= Kadar Brock =

American artist (born 1980)

Kadar Brock (born May 20, 1980) is an American artist living and working in Brooklyn, New York. He received his BFA from Cooper Union School of Art in New York City in 2002. His abstract paintings explore history, personal psychology, materials and surface.

==Artwork==
Brock creates paintings through a repeated system of painting, sanding, priming and scraping on the surfaces of canvases. A canvas is "painted on, dried, un-stretched, scraped with a razor blade, primed over, sanded, re-stretched, and painted on again."

 This labor-intensive processes maps the artwork's history of production. He repeats these processes until the layers of paint "stop functioning as pictures and evolve into a historical object."==Reviews and reception==
Marina Cashdan, in Artsy wrote: "His studio is an ecosystem—and an efficient one—in which the artist’s methodical and ritualistic process makes for a consistent upcycling of materials across the space: when he spray-paints, he uses a canvas as the drop cloth; that canvas becomes the start of a painting; and that painting has two fates: one sliding door is going under the razor and the industrial sander, before being coated with layers of pigments and primed, sanded, and primed, a process repeated until the desired effect is reached; the other fate is to be martyred into chips or dust.

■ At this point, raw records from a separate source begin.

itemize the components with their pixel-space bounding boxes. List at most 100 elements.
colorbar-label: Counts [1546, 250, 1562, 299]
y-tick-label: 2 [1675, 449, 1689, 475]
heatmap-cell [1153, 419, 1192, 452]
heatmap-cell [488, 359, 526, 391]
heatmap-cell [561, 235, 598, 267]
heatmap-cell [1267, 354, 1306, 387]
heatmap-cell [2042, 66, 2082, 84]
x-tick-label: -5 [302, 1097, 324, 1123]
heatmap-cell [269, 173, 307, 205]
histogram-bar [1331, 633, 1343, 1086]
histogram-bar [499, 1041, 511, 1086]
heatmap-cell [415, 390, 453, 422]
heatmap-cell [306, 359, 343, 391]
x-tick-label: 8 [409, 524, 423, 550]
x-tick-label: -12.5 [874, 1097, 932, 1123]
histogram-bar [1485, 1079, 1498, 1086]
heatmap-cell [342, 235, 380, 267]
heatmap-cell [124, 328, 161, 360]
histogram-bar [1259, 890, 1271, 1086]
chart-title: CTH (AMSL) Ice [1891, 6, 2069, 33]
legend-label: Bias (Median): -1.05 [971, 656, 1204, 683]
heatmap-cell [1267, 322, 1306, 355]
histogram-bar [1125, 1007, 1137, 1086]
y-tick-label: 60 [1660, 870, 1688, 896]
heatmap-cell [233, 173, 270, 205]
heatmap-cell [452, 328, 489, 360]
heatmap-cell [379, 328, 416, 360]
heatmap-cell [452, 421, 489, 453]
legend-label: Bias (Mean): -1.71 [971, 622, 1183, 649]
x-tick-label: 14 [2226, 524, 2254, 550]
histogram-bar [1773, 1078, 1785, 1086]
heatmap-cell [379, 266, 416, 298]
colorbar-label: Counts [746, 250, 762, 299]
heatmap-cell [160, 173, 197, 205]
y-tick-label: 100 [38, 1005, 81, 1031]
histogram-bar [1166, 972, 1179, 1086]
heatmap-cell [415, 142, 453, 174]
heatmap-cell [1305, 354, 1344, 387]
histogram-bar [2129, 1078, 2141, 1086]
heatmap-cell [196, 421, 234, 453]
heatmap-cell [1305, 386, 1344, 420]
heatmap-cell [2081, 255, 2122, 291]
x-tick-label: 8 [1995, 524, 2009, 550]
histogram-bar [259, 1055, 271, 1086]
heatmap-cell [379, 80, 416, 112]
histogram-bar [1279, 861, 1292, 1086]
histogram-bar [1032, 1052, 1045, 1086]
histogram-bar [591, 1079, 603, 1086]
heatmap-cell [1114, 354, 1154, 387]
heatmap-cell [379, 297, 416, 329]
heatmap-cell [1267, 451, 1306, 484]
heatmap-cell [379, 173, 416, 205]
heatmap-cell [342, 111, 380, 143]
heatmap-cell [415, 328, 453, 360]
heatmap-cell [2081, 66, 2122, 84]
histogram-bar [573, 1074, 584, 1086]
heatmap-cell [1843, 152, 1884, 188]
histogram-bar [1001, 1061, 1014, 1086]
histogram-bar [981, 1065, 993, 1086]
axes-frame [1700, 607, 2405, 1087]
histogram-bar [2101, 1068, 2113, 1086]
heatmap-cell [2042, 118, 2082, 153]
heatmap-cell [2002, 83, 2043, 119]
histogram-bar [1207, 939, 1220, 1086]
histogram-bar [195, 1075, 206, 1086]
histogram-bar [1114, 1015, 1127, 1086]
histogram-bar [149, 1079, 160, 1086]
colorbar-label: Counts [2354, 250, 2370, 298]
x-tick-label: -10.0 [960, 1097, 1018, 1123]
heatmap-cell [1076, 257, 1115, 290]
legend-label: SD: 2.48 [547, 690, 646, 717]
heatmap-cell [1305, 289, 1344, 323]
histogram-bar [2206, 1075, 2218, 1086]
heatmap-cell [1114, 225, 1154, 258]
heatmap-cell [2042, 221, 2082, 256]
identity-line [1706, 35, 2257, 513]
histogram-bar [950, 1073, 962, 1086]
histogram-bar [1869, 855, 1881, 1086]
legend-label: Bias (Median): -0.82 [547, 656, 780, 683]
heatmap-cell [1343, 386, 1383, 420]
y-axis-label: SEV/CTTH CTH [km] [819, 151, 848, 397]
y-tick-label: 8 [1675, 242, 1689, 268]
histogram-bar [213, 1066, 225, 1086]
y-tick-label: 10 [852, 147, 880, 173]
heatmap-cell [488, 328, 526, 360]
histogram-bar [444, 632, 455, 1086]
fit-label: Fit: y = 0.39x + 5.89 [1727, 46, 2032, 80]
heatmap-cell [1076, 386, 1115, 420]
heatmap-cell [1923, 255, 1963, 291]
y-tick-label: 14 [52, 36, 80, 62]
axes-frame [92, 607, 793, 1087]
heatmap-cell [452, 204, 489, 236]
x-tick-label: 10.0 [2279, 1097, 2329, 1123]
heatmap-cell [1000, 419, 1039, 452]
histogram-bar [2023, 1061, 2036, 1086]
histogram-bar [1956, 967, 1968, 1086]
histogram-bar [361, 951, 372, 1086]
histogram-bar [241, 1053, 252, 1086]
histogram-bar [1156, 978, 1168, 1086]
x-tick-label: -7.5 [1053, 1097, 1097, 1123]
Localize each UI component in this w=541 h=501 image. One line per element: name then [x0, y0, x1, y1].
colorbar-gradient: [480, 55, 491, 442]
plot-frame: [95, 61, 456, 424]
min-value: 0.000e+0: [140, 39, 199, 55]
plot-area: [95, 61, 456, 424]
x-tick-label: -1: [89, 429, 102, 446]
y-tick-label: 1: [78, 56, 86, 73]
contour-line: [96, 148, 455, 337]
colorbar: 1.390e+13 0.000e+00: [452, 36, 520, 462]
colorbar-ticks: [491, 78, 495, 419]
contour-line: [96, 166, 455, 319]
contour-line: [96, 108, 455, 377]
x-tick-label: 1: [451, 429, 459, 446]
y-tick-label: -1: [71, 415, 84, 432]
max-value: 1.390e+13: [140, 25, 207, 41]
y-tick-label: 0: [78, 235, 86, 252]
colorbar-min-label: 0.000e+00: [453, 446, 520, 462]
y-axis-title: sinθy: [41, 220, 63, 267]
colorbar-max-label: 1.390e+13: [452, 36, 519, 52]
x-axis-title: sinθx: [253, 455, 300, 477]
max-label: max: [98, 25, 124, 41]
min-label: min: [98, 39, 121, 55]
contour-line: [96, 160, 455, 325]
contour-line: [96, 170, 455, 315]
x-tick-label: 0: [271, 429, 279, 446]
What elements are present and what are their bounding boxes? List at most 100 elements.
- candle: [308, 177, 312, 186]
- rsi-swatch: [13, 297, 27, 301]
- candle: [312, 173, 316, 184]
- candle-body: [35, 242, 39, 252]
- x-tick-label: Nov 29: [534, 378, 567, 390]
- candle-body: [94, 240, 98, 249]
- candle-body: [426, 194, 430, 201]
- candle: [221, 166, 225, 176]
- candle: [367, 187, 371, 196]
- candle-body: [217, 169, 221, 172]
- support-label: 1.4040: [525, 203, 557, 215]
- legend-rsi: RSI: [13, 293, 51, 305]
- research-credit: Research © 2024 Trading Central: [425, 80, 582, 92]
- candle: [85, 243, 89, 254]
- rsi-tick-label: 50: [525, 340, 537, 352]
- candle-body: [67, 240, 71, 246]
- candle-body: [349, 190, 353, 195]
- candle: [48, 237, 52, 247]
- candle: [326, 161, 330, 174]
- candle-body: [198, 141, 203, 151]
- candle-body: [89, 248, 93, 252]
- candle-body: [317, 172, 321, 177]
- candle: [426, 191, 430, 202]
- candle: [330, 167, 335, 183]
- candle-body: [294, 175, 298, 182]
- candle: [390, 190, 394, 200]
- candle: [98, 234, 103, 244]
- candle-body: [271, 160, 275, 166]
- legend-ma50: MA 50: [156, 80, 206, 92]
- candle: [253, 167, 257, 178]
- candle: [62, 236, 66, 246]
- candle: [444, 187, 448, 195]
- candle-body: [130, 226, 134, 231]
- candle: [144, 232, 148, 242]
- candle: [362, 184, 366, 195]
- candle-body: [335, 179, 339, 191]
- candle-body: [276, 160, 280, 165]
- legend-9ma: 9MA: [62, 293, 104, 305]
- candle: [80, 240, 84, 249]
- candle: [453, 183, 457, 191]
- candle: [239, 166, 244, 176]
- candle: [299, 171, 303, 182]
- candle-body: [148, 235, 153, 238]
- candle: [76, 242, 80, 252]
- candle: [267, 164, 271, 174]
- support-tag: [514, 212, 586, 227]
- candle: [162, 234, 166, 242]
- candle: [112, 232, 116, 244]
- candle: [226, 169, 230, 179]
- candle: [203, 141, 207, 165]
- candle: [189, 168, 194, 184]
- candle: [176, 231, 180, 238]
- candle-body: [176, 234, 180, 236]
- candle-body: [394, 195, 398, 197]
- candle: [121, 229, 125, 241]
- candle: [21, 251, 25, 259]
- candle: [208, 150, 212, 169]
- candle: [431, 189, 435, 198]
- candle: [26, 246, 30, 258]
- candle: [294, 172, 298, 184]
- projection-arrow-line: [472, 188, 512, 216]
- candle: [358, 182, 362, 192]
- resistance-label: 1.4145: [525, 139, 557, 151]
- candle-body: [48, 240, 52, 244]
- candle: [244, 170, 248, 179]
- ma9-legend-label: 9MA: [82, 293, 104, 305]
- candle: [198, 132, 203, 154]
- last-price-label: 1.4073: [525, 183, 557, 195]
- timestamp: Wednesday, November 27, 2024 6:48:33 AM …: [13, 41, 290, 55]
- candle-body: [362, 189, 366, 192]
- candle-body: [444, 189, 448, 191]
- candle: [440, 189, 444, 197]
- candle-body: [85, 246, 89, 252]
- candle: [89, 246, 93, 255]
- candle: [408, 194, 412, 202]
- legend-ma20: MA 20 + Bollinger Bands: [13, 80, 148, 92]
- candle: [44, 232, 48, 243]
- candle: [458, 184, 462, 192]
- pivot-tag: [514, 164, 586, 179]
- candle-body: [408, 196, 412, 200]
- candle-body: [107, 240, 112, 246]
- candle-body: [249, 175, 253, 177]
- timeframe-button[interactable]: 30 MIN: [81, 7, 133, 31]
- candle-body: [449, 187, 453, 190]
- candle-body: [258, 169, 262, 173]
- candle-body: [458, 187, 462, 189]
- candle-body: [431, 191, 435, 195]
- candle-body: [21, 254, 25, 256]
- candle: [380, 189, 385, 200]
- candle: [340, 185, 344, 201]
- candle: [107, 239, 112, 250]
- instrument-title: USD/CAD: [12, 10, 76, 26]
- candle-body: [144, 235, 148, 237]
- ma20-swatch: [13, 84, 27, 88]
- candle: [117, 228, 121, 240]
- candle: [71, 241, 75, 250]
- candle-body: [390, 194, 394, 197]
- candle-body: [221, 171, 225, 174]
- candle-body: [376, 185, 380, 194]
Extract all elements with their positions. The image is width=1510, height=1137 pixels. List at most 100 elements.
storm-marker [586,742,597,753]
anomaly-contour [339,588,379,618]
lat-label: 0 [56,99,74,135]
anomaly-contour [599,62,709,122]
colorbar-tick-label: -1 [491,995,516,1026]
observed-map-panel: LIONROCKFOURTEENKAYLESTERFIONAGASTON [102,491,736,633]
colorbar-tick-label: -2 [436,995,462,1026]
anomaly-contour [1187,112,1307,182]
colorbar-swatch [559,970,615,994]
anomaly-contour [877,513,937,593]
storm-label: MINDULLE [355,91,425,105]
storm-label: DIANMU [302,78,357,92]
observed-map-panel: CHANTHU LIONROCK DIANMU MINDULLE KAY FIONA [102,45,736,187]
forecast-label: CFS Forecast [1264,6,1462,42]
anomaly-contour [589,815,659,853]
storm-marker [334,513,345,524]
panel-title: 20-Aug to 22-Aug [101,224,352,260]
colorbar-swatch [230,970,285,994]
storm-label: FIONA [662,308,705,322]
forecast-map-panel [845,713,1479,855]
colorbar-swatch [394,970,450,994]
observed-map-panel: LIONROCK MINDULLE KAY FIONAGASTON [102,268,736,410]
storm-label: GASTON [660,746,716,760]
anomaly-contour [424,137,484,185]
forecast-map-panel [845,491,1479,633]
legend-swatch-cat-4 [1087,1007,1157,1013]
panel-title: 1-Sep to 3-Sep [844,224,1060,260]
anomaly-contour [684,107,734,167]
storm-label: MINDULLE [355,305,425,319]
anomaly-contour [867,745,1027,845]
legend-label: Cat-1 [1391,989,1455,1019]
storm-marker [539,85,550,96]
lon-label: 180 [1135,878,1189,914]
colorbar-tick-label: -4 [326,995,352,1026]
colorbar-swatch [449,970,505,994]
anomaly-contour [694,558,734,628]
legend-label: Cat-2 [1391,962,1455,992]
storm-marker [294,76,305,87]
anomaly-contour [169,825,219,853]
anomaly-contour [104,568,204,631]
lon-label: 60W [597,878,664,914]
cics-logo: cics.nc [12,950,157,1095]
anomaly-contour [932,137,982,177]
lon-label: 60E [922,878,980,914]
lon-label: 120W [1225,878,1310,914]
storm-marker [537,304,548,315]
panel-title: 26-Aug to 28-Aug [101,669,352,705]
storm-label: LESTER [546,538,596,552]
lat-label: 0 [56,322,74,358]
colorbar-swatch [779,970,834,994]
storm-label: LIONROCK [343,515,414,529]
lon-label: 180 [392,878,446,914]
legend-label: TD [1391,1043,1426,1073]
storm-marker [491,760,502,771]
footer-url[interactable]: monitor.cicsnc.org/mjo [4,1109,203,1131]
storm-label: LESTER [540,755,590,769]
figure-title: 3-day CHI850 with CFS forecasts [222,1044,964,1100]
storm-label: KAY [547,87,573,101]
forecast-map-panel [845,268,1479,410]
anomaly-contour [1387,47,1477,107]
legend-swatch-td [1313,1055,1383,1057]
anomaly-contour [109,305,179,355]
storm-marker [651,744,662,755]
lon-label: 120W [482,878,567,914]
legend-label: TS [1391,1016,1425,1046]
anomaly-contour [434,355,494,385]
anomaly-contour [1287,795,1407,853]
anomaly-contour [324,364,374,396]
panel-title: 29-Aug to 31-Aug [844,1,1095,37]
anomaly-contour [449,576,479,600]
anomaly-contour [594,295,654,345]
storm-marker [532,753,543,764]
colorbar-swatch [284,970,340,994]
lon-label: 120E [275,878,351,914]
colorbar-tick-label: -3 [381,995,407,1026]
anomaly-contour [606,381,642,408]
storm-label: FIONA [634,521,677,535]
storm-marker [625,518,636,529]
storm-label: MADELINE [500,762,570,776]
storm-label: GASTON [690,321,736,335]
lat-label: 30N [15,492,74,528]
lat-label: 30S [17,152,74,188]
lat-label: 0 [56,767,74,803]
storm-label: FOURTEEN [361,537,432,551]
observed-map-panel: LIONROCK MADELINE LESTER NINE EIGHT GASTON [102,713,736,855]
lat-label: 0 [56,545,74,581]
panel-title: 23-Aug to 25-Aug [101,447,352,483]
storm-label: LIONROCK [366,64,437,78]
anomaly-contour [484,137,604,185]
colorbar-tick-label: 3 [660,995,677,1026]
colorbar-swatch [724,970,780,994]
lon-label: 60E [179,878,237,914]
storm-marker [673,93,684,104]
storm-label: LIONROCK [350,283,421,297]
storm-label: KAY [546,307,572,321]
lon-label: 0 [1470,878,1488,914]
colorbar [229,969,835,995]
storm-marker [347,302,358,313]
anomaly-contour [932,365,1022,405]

Stephan Cox, in Hunted Projects: In Dialogue wrote: "What’s fascinating is that Brock’s works are the product of an artist who aims to demystify the gesture in painting through creating rituals that in effect eradicate the didactic artist-viewer scenario. Brock doesn’t aim to create works that are easily read as being a by-product of an artist’s expression; Brock has created a set of rituals, a rolling of dice, where he, in effect has his actions directed for him. This could be through the number of brush strokes to apply or the number of cuts to make, in all, his intuitive approach to painting is not present or discernible to the viewer."